Mungkin banyak yang tidak mengetahui bahwa startup pertama di Indonesia yang diakui di dunia internasional adalah Koprol. Semacam jejaring sosial buatan anak bangsa yang kemudian diakuisisi oleh raksasa internet Yahoo!.
Sayangnya, ketika Indonesia sedang berbangga karena karya anak bangsa yang diakui di dunia, Koprol terpaksa harus gulung tikar di Agustus 2012. Yahoo! resmi menutup layanan Koprol.
Tetapi masyarakat Indonesia tidak langsung berkecil hati, karena startup lainnya sukses menjadi pusat perhatian dunia.
Adalah Kaskus, situs berbasis komunitas yang diciptakan oleh trio Andrew Darwis, Ronald Stephanus, dan Budi Darmawan ketika masih menimba ilmu di Seattle, Amerika Serikat.

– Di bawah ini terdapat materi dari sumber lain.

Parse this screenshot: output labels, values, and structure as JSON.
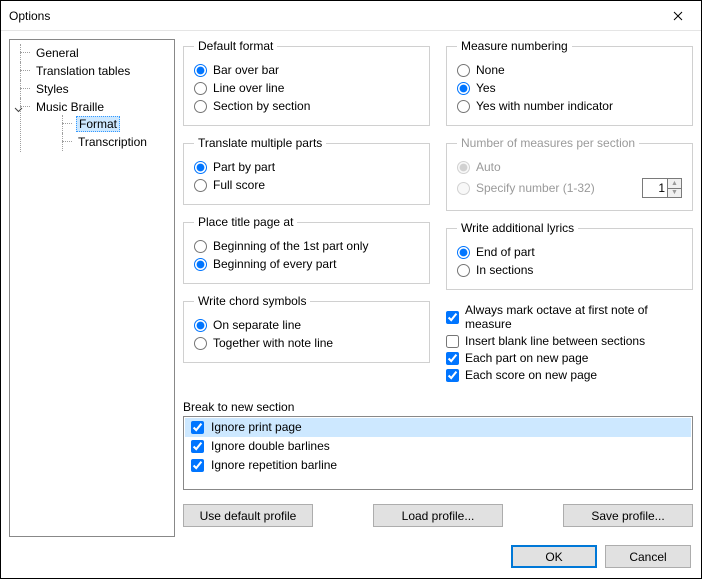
{
  "window": {
    "title": "Options"
  },
  "tree": {
    "items": [
      "General",
      "Translation tables",
      "Styles",
      "Music Braille"
    ],
    "sub": [
      "Format",
      "Transcription"
    ],
    "selected": "Format"
  },
  "defaultFormat": {
    "legend": "Default format",
    "opts": [
      "Bar over bar",
      "Line over line",
      "Section by section"
    ],
    "value": "Bar over bar"
  },
  "translateParts": {
    "legend": "Translate multiple parts",
    "opts": [
      "Part by part",
      "Full score"
    ],
    "value": "Part by part"
  },
  "titlePage": {
    "legend": "Place title page at",
    "opts": [
      "Beginning of the 1st part only",
      "Beginning of every part"
    ],
    "value": "Beginning of every part"
  },
  "chordSymbols": {
    "legend": "Write chord symbols",
    "opts": [
      "On separate line",
      "Together with note line"
    ],
    "value": "On separate line"
  },
  "measureNumbering": {
    "legend": "Measure numbering",
    "opts": [
      "None",
      "Yes",
      "Yes with number indicator"
    ],
    "value": "Yes"
  },
  "measuresPerSection": {
    "legend": "Number of measures per section",
    "auto": "Auto",
    "specify": "Specify number (1-32)",
    "value": "Auto",
    "number": "1"
  },
  "additionalLyrics": {
    "legend": "Write additional lyrics",
    "opts": [
      "End of part",
      "In sections"
    ],
    "value": "End of part"
  },
  "checks": {
    "items": [
      {
        "label": "Always mark octave at first note of measure",
        "checked": true
      },
      {
        "label": "Insert blank line between sections",
        "checked": false
      },
      {
        "label": "Each part on new page",
        "checked": true
      },
      {
        "label": "Each score on new page",
        "checked": true
      }
    ]
  },
  "breakSection": {
    "label": "Break to new section",
    "items": [
      {
        "label": "Ignore print page",
        "checked": true,
        "selected": true
      },
      {
        "label": "Ignore double barlines",
        "checked": true,
        "selected": false
      },
      {
        "label": "Ignore repetition barline",
        "checked": true,
        "selected": false
      }
    ]
  },
  "buttons": {
    "defaultProfile": "Use default profile",
    "loadProfile": "Load profile...",
    "saveProfile": "Save profile...",
    "ok": "OK",
    "cancel": "Cancel"
  }
}
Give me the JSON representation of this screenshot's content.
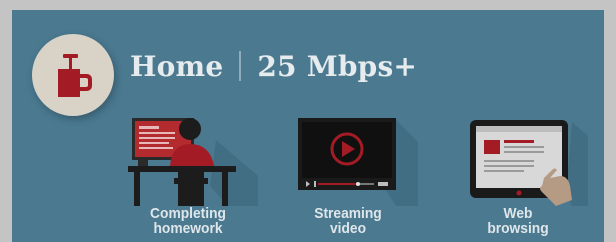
{
  "header": {
    "title": "Home",
    "speed": "25 Mbps+"
  },
  "logo": {
    "icon": "mug-icon"
  },
  "activities": [
    {
      "line1": "Completing",
      "line2": "homework",
      "icon": "student-at-computer-icon"
    },
    {
      "line1": "Streaming",
      "line2": "video",
      "icon": "video-player-icon"
    },
    {
      "line1": "Web",
      "line2": "browsing",
      "icon": "tablet-browsing-icon"
    }
  ],
  "colors": {
    "panel": "#4a7990",
    "accent_red": "#a31c25",
    "logo_bg": "#d9d3c7",
    "label_text": "#dfe6ea"
  }
}
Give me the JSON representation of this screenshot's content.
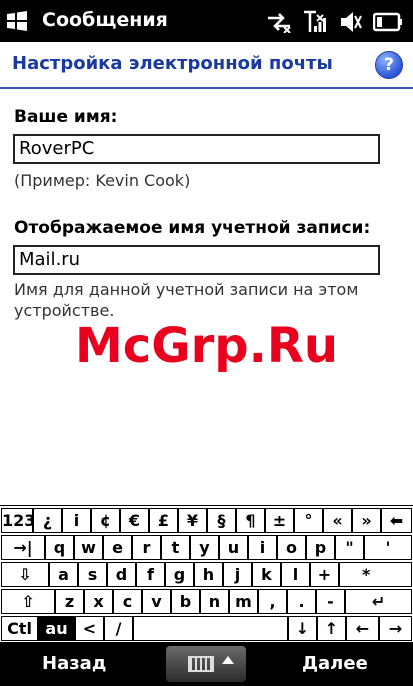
{
  "status_bar": {
    "title": "Сообщения"
  },
  "header": {
    "title": "Настройка электронной почты",
    "help_label": "?"
  },
  "form": {
    "name_label": "Ваше имя:",
    "name_value": "RoverPC",
    "name_hint": "(Пример: Kevin Cook)",
    "account_label": "Отображаемое имя учетной записи:",
    "account_value": "Mail.ru",
    "account_hint": "Имя для данной учетной записи на этом устройстве."
  },
  "watermark": "McGrp.Ru",
  "keyboard": {
    "row1": [
      "123",
      "¿",
      "i",
      "¢",
      "€",
      "£",
      "¥",
      "§",
      "¶",
      "±",
      "°",
      "«",
      "»",
      "⬅"
    ],
    "row2": [
      "→|",
      "q",
      "w",
      "e",
      "r",
      "t",
      "y",
      "u",
      "i",
      "o",
      "p",
      "\"",
      "'"
    ],
    "row3": [
      "⇩",
      "a",
      "s",
      "d",
      "f",
      "g",
      "h",
      "j",
      "k",
      "l",
      "+",
      "*"
    ],
    "row4": [
      "⇧",
      "z",
      "x",
      "c",
      "v",
      "b",
      "n",
      "m",
      ",",
      ".",
      "-",
      "↵"
    ],
    "row5": [
      "Ctl",
      "au",
      "<",
      "/",
      "",
      "↓",
      "↑",
      "←",
      "→"
    ]
  },
  "softkeys": {
    "left": "Назад",
    "right": "Далее"
  },
  "icons": [
    "windows-logo-icon",
    "sync-icon",
    "signal-icon",
    "volume-icon",
    "battery-icon",
    "help-icon",
    "keyboard-icon"
  ]
}
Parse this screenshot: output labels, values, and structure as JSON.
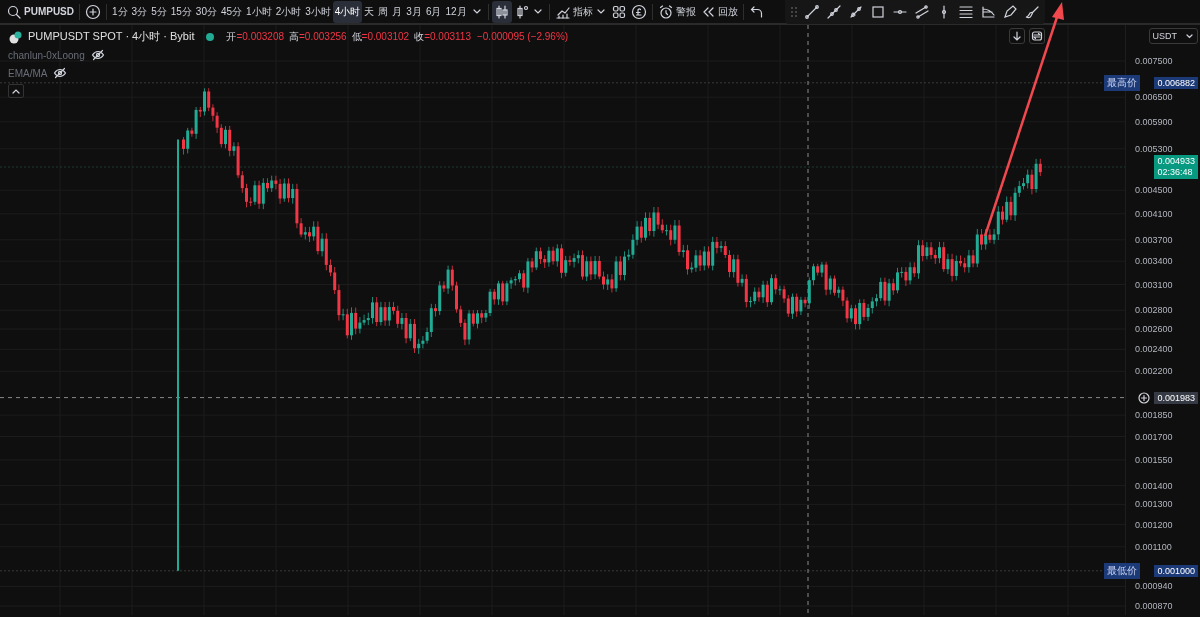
{
  "toolbar": {
    "symbol": "PUMPUSD",
    "intervals": [
      {
        "label": "1分",
        "selected": false
      },
      {
        "label": "3分",
        "selected": false
      },
      {
        "label": "5分",
        "selected": false
      },
      {
        "label": "15分",
        "selected": false
      },
      {
        "label": "30分",
        "selected": false
      },
      {
        "label": "45分",
        "selected": false
      },
      {
        "label": "1小时",
        "selected": false
      },
      {
        "label": "2小时",
        "selected": false
      },
      {
        "label": "3小时",
        "selected": false
      },
      {
        "label": "4小时",
        "selected": true
      },
      {
        "label": "天",
        "selected": false
      },
      {
        "label": "周",
        "selected": false
      },
      {
        "label": "月",
        "selected": false
      },
      {
        "label": "3月",
        "selected": false
      },
      {
        "label": "6月",
        "selected": false
      },
      {
        "label": "12月",
        "selected": false
      }
    ],
    "indicators_label": "指标",
    "alert_label": "警报",
    "replay_label": "回放"
  },
  "legend": {
    "title": "PUMPUSDT SPOT · 4小时 · Bybit",
    "ohlc": [
      {
        "label": "开",
        "value": "=0.003208"
      },
      {
        "label": "高",
        "value": "=0.003256"
      },
      {
        "label": "低",
        "value": "=0.003102"
      },
      {
        "label": "收",
        "value": "=0.003113"
      }
    ],
    "change": "−0.000095 (−2.96%)",
    "indicators": [
      {
        "name": "chanlun-0xLoong"
      },
      {
        "name": "EMA/MA"
      }
    ]
  },
  "currency": "USDT",
  "price_axis": {
    "ticks": [
      "0.007500",
      "0.006500",
      "0.005900",
      "0.005300",
      "0.004500",
      "0.004100",
      "0.003700",
      "0.003400",
      "0.003100",
      "0.002800",
      "0.002600",
      "0.002400",
      "0.002200",
      "0.001850",
      "0.001700",
      "0.001550",
      "0.001400",
      "0.001300",
      "0.001200",
      "0.001100",
      "0.000940",
      "0.000870"
    ],
    "markers": [
      {
        "kind": "high",
        "tag": "最高价",
        "price": "0.006882"
      },
      {
        "kind": "last",
        "price": "0.004933",
        "countdown": "02:36:48"
      },
      {
        "kind": "crosshair",
        "price": "0.001983"
      },
      {
        "kind": "low",
        "tag": "最低价",
        "price": "0.001000"
      }
    ]
  }
}
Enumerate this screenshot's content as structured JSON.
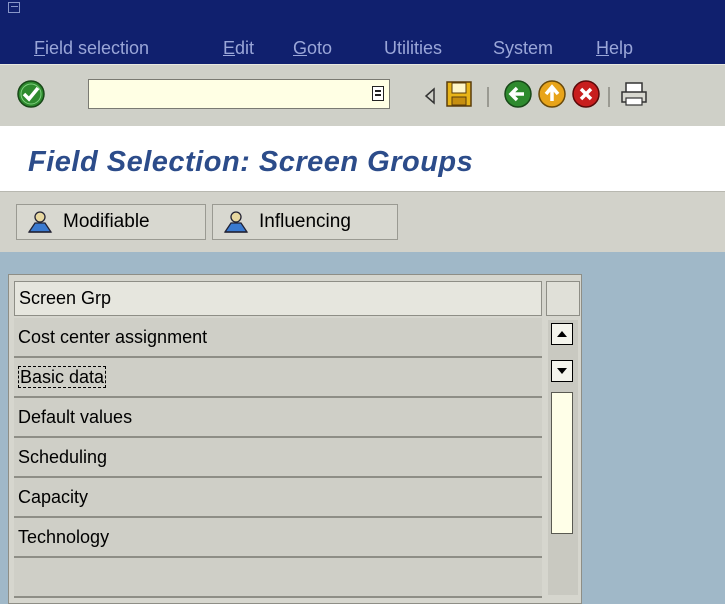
{
  "menu": {
    "items": [
      {
        "mnemonic": "F",
        "rest": "ield selection"
      },
      {
        "mnemonic": "E",
        "rest": "dit"
      },
      {
        "mnemonic": "G",
        "rest": "oto"
      },
      {
        "mnemonic": "",
        "rest": "Utilities"
      },
      {
        "mnemonic": "",
        "rest": "System"
      },
      {
        "mnemonic": "H",
        "rest": "elp"
      }
    ]
  },
  "toolbar": {
    "command_field_value": "",
    "icons": [
      "enter-icon",
      "save-icon",
      "back-icon",
      "exit-icon",
      "cancel-icon",
      "print-icon"
    ],
    "colors": {
      "enter": "#2e8a2e",
      "back": "#2e8a2e",
      "exit": "#e8a41a",
      "cancel": "#c81e1e",
      "save": "#e8b418"
    }
  },
  "page": {
    "title": "Field Selection: Screen Groups"
  },
  "app_toolbar": {
    "modifiable_label": "Modifiable",
    "influencing_label": "Influencing"
  },
  "table": {
    "header": "Screen Grp",
    "rows": [
      "Cost center assignment",
      "Basic data",
      "Default values",
      "Scheduling",
      "Capacity",
      "Technology",
      ""
    ],
    "focused_row": "Basic data"
  }
}
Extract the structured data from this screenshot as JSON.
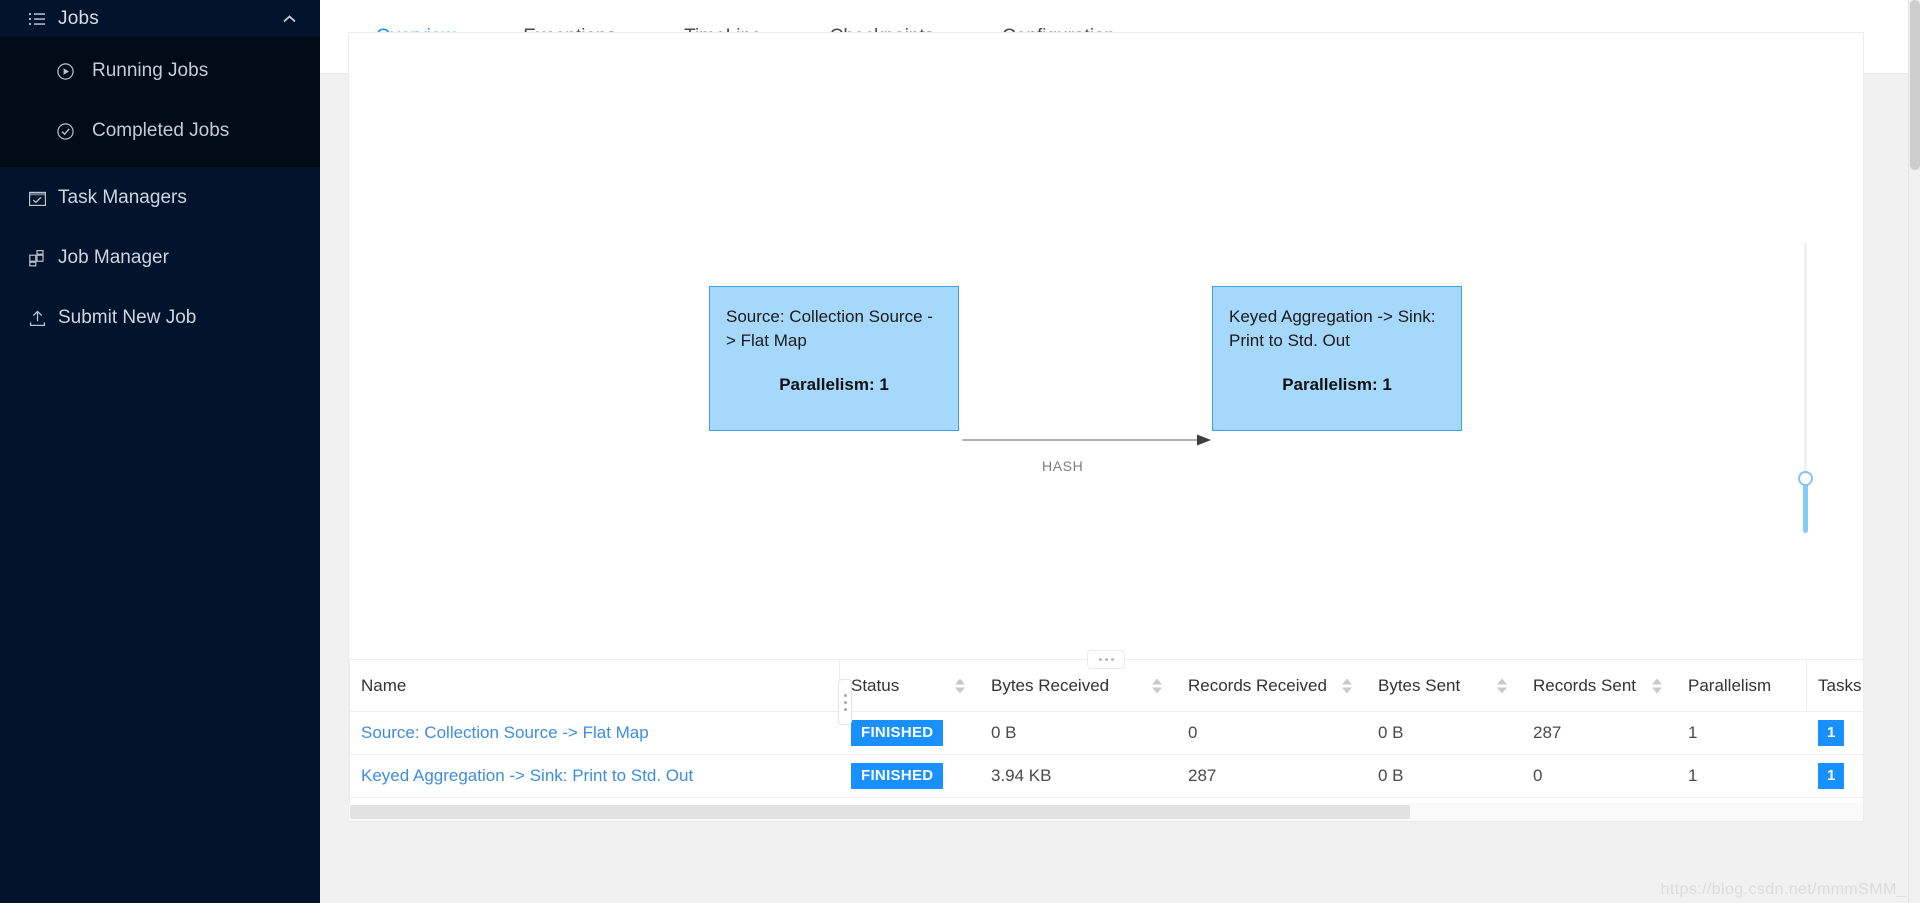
{
  "sidebar": {
    "group": {
      "icon": "list-icon",
      "label": "Jobs",
      "chevron": "chevron-up-icon",
      "children": [
        {
          "icon": "play-circle-icon",
          "label": "Running Jobs"
        },
        {
          "icon": "check-circle-icon",
          "label": "Completed Jobs"
        }
      ]
    },
    "items": [
      {
        "icon": "calendar-check-icon",
        "label": "Task Managers"
      },
      {
        "icon": "grid-icon",
        "label": "Job Manager"
      },
      {
        "icon": "upload-icon",
        "label": "Submit New Job"
      }
    ]
  },
  "tabs": [
    {
      "label": "Overview",
      "active": true
    },
    {
      "label": "Exceptions",
      "active": false
    },
    {
      "label": "TimeLine",
      "active": false
    },
    {
      "label": "Checkpoints",
      "active": false
    },
    {
      "label": "Configuration",
      "active": false
    }
  ],
  "graph": {
    "nodes": [
      {
        "title": "Source: Collection Source -> Flat Map",
        "parallelism_label": "Parallelism: 1"
      },
      {
        "title": "Keyed Aggregation -> Sink: Print to Std. Out",
        "parallelism_label": "Parallelism: 1"
      }
    ],
    "edges": [
      {
        "label": "HASH",
        "from": 0,
        "to": 1
      }
    ],
    "node_fill": "#a6d8fb",
    "node_border": "#3fa0ea",
    "zoom_slider": {
      "name": "graph-zoom-slider"
    },
    "resize_handle": {
      "name": "panel-resize-handle"
    }
  },
  "table": {
    "columns": [
      {
        "label": "Name",
        "sortable": false
      },
      {
        "label": "Status",
        "sortable": true
      },
      {
        "label": "Bytes Received",
        "sortable": true
      },
      {
        "label": "Records Received",
        "sortable": true
      },
      {
        "label": "Bytes Sent",
        "sortable": true
      },
      {
        "label": "Records Sent",
        "sortable": true
      },
      {
        "label": "Parallelism",
        "sortable": false
      },
      {
        "label": "Tasks",
        "sortable": false
      }
    ],
    "rows": [
      {
        "name": "Source: Collection Source -> Flat Map",
        "status": "FINISHED",
        "bytes_received": "0 B",
        "records_received": "0",
        "bytes_sent": "0 B",
        "records_sent": "287",
        "parallelism": "1",
        "tasks": "1"
      },
      {
        "name": "Keyed Aggregation -> Sink: Print to Std. Out",
        "status": "FINISHED",
        "bytes_received": "3.94 KB",
        "records_received": "287",
        "bytes_sent": "0 B",
        "records_sent": "0",
        "parallelism": "1",
        "tasks": "1"
      }
    ],
    "status_color": "#1890ff",
    "link_color": "#3e8ddd"
  },
  "watermark": "https://blog.csdn.net/mmmSMM_",
  "accent_color": "#1890ff"
}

Kaskus sukses mencatatkan diri sebagai situs nasional terbesar di Indonesia versi majalah PC Magazine Indonesia di tahun 2005, bahkan film biopiknya sudah dibuat dan sedang tayang di bioskop tanah air.
Apabila Koprol terkenal karena akuisisi Yahoo!, lain halnya dengan Kaskus, yang membesarkan diri sendiri hingga sebesar sekarang.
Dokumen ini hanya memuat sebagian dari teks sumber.